化粧品を作ること
2021.01.24
化粧品を作る製造の手前には、製品を研究し商品開発を行う部署があります。
化粧品は化学の分野で作られる工業製品に分類され、とてもとても複雑なものづくりです。
販売業から転身して製造を始めた時、華々しい化粧品や美容の世界とは全く違う世界に映りました。
自然美容を提唱する側として考える理想の化粧品と、製造側として考える理想の化粧品は全然違うところにあり、そのギャップやジレンマに随分悩みました。
化学工業製品の分野にも植物由来の原料は存在しますが、主原料にするには時間が経っても変化しない状態に加工された植物原料になり、その時点で単なる植物由来の製品になってしまいます。100%植物原料と言えば、植物油や精油くらいしか思いつきません。
植物油と言っても、化粧品としての安全パイを選ぶなら化粧品原料用に生成された安全性の基準を満たしているものを使用します。
どこどこの〇〇油を使いたいとなれば、その植物の安全性基準を証明する事から始めなくてはなりません。
食品用のアマニ油がお店に売っていたから、それを使って化粧品を作りたいと思っても、研究員はそれ本当に全てアマニ油?という疑問から始まります。
ちゃんと証明してね、と。
製造者はどこの何かがわからないものを原料にすることは危険であると判断する監視役となります。
現在の薬機法は、何を使っても良いけどすべて自分で責任とってくださいねという姿勢。
2006年までは配合成分について厳しく取締が行われていましたが、それ以降は全く正反対の法改正となりました。
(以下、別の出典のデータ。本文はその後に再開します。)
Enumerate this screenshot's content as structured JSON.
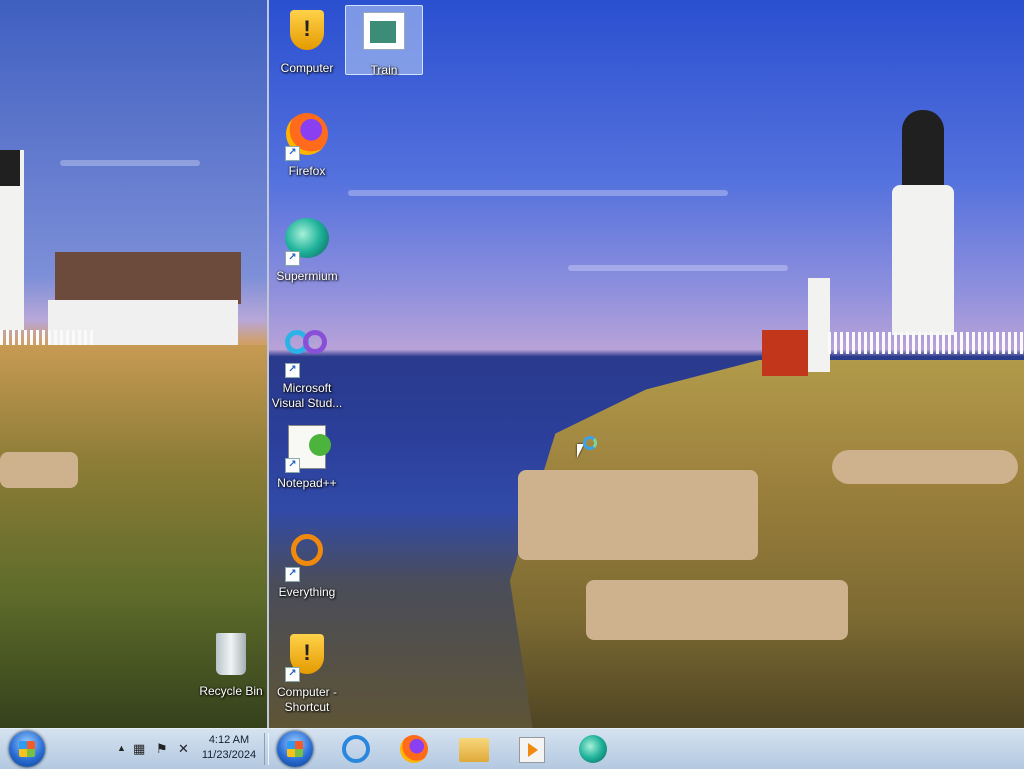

多くの異業種参入があったのもこの時期。化粧品の自由度が増した分、不安も高まったように思います。
化粧品は通常全成分表示となっていますが、研究資料に記す処方の表記はまた別のもの。
表記をみると大体の構成が見えてきますが、本当の中身を知るのは作る人のみぞ知る事柄になります。
企業秘密ってやつですね。
過敏症になってしまった方は、どの成分に反応するか調べておいたほうが良いと思います。
数多くの化粧品を使うほど、抗体を多く持つ事になるので、より反応する範囲が広くなっていますので要注意です。
毎日使う化粧品は慎重に選びたいものですね。